Pp. 3. Add. : Master Cromwell, Esquire, and of the King's most honorable Council. Endd.
R. O. 2. "The copie of the lettre sent to my lord of Northumberland from Sir Thomas Clifford, George Duglas, and Sir George Lawson, after their rode in Tevidale."
Apologise for not giving attendance upon his lordship on his return, as they were occupied at his departure about the redemption and exchange of prisoners. As the Scots will devise all they can to our annoyance, think the watches should be carefully observed along the Borders. For lack of the King's allowances to that end, have taken of every 100 in the King's crews daily the wages of one person, amounting to 25 persons, to be paid at 8d. a day, and reckoned as of the number of the said retinues :—the watchmen so paid to be severely punished if due knowledge be not given of any invasion. Think it advisable at this time, considering the last light of the moon was not spent to the King's satisfaction—and this moon is now passing —that his Lordship should repair to Holy Island for a season, that they might resort to him the more easily.
P. 1.
9 Feb.
R. O. St. P. IV. 635.
146. Sir George Douglas to Henry VIII.
Thanks the King for his letters and reward sent by the Vice-Chamberlain to his brother, his uncle, and himself. Has shown the news of Scotland to the captain of Berwick. Was charged by Northumberland before Christmas with the keeping of a tower in Scotland, called the Cawe Mills. It is of small strength unless it be bigged and helped by your Highness ; but it does great displeasure to Scotland, and ease to the Borders. Berwick, 9 Feb. Signed.
Add. Endd.
9 Feb.
R. O.
147. — to [Sir Giles Russell]. (fn. 8)
Asks him to receive as his tenant Ric. Fermer, who has bought lands at Potters Perry, Northamptonshire, where there are lands of his commandry, at the same rate as Thomas Emson and others in times past, who have paid 3s. 4d. a year. London, 9 Feb. 1532.
Hol., p. 1.
10 Feb.
Wake's State of the Church, App. 219.
148. Convocation.
The bp. of Lincoln's summons to his clergy to attend the Convocation to be holden by prorogation at St. Paul's, on the 18th March following, in obedience to letters addressed by Thomas prior of Christchurch and the Chapter (in consequence of the vacancy of the see of Canterbury) to the bp. of London, in pursuance of the King's writ, dated Westm., 28 Oct. 24 Hen. VIII. [See vol. V., No. 1519, where this writ is catalogued from an undated copy.]

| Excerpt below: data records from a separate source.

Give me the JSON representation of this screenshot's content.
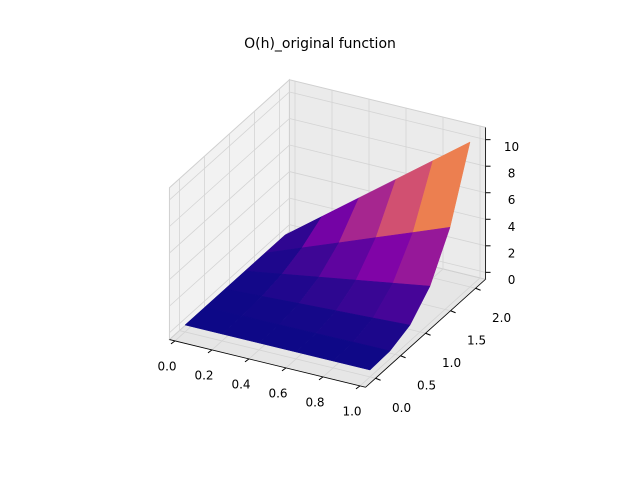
{
  "chart_data": {
    "type": "surface",
    "title": "O(h)_original function",
    "x": [
      0,
      0.2,
      0.4,
      0.6,
      0.8,
      1
    ],
    "y": [
      0,
      0.4,
      0.8,
      1.2,
      1.6,
      2
    ],
    "z": [
      [
        0,
        0,
        0,
        0,
        0,
        0
      ],
      [
        0,
        0.02,
        0.03,
        0.05,
        0.07,
        0.08
      ],
      [
        0,
        0.13,
        0.27,
        0.4,
        0.53,
        0.67
      ],
      [
        0,
        0.45,
        0.9,
        1.35,
        1.8,
        2.25
      ],
      [
        0,
        1.07,
        2.13,
        3.2,
        4.26,
        5.33
      ],
      [
        0,
        2.08,
        4.16,
        6.24,
        8.32,
        10.4
      ]
    ],
    "colormap": "plasma",
    "xlim": [
      0,
      1
    ],
    "ylim": [
      0,
      2
    ],
    "zlim": [
      0,
      10.4
    ],
    "xticks": [
      {
        "value": 0,
        "label": "0.0"
      },
      {
        "value": 0.2,
        "label": "0.2"
      },
      {
        "value": 0.4,
        "label": "0.4"
      },
      {
        "value": 0.6,
        "label": "0.6"
      },
      {
        "value": 0.8,
        "label": "0.8"
      },
      {
        "value": 1,
        "label": "1.0"
      }
    ],
    "yticks": [
      {
        "value": 0,
        "label": "0.0"
      },
      {
        "value": 0.5,
        "label": "0.5"
      },
      {
        "value": 1,
        "label": "1.0"
      },
      {
        "value": 1.5,
        "label": "1.5"
      },
      {
        "value": 2,
        "label": "2.0"
      }
    ],
    "zticks": [
      0,
      2,
      4,
      6,
      8,
      10
    ],
    "grid": true
  }
}
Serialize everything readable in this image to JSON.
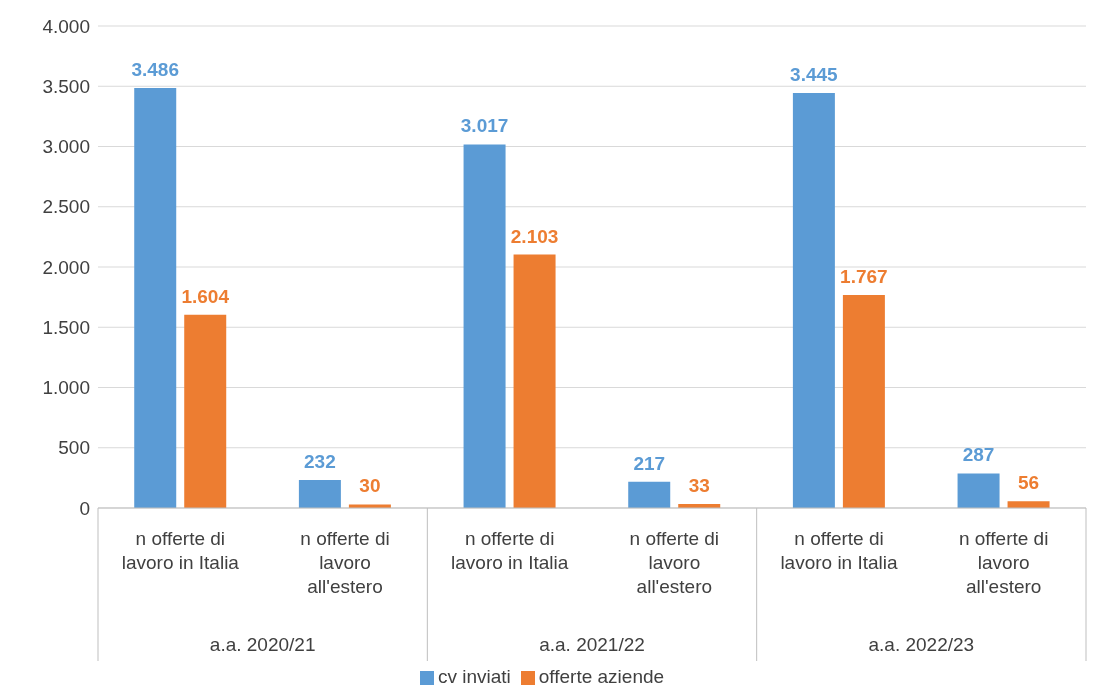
{
  "chart_data": {
    "type": "bar",
    "categories": [
      "n offerte di lavoro in Italia",
      "n offerte di lavoro all'estero",
      "n offerte di lavoro in Italia",
      "n offerte di lavoro all'estero",
      "n offerte di lavoro in Italia",
      "n offerte di lavoro all'estero"
    ],
    "annotations": [
      "a.a. 2020/21",
      "a.a. 2021/22",
      "a.a. 2022/23"
    ],
    "series": [
      {
        "name": "cv inviati",
        "color": "#5b9bd5",
        "values": [
          3486,
          232,
          3017,
          217,
          3445,
          287
        ],
        "value_labels": [
          "3.486",
          "232",
          "3.017",
          "217",
          "3.445",
          "287"
        ]
      },
      {
        "name": "offerte aziende",
        "color": "#ed7d31",
        "values": [
          1604,
          30,
          2103,
          33,
          1767,
          56
        ],
        "value_labels": [
          "1.604",
          "30",
          "2.103",
          "33",
          "1.767",
          "56"
        ]
      }
    ],
    "ylim": [
      0,
      4000
    ],
    "yticks": [
      {
        "value": 0,
        "label": "0"
      },
      {
        "value": 500,
        "label": "500"
      },
      {
        "value": 1000,
        "label": "1.000"
      },
      {
        "value": 1500,
        "label": "1.500"
      },
      {
        "value": 2000,
        "label": "2.000"
      },
      {
        "value": 2500,
        "label": "2.500"
      },
      {
        "value": 3000,
        "label": "3.000"
      },
      {
        "value": 3500,
        "label": "3.500"
      },
      {
        "value": 4000,
        "label": "4.000"
      }
    ],
    "grid": "y",
    "legend": "bottom"
  }
}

1 See Grants in February, No. 40.
2 The date is taken from a modern marginal note.
3 Apparently the writer has repeated a line inadvertently.
4 See Vol. V., No. 27.
5 Supplied from modern marginal note made before the mutilation.
6 Humphrey Wingfield.
7 "Comme j'ay dernierement escript a vostre Majeste, yl est certainnement a doubter que ceulx cy ne veullent entendre en la susdite practique que pour fouyr et gaigner temps, actendant lopportunite devoit mieulx le Pape a la main impetrer de luy une dispensation absolue sans proces de se pouvoir marier, comme ilz dient et alleghent du roy Loys XI. et du Roys Ladislaus de Hongrie, qui laissa celle de Naples, et croys fermement que si ce Roy a une fois gaigne ce poinct que de nestre tenu de comparoir a Rome, quest la chose plus exorbitante de raison que lon sauroit dire, quil aura encoires moins de honte de fere ladite dispensacion de puissance absolue sans proces, puis quil se donne a entendre avoir son droit se evident ; et non veulliant ce luy ottroyer sa Sanctite ou lieu que icelle pense jouyr de luy et le conduire, icelle le trouvera plus brave et ennemy."
8 Found in a bundle of letters addressed to him.